Distributionally Adaptive Meta Reinforcement Learning
This addresses robustness issues in meta-RL for applications like robotics, but it is incremental as it builds on existing meta-RL methods.
The paper tackles the problem of meta-reinforcement learning algorithms failing under test-time distribution shifts in tasks, by developing a framework that trains a population of meta-policies with varying robustness levels to adapt appropriately to shifted distributions, showing improved regret and efficacy on simulated robotics problems.

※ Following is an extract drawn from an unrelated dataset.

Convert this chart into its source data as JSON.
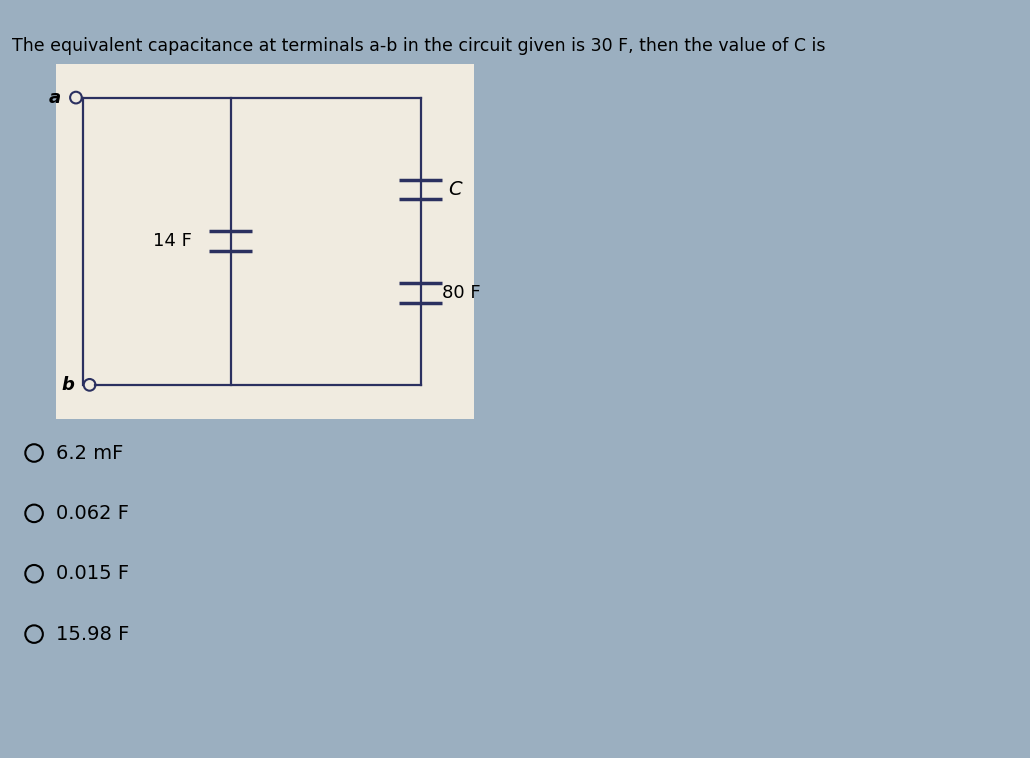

Meta-reinforcement learning algorithms provide a data-driven way to acquire policies that quickly adapt to many tasks with varying rewards or dynamics functions. However, learned meta-policies are often effective only on the exact task distribution on which they were trained and struggle in the presence of distribution shift of test-time rewards or transition dynamics. In this work, we develop a framework for meta-RL algorithms that are able to behave appropriately under test-time distribution shifts in the space of tasks. Our framework centers on an adaptive approach to distributional robustness that trains a population of meta-policies to be robust to varying levels of distribution shift. When evaluated on a potentially shifted test-time distribution of tasks, this allows us to choose the meta-policy with the most appropriate level of robustness, and use it to perform fast adaptation. We formally show how our framework allows for improved regret under distribution shift, and empirically show its efficacy on simulated robotics problems under a wide range of distribution shifts.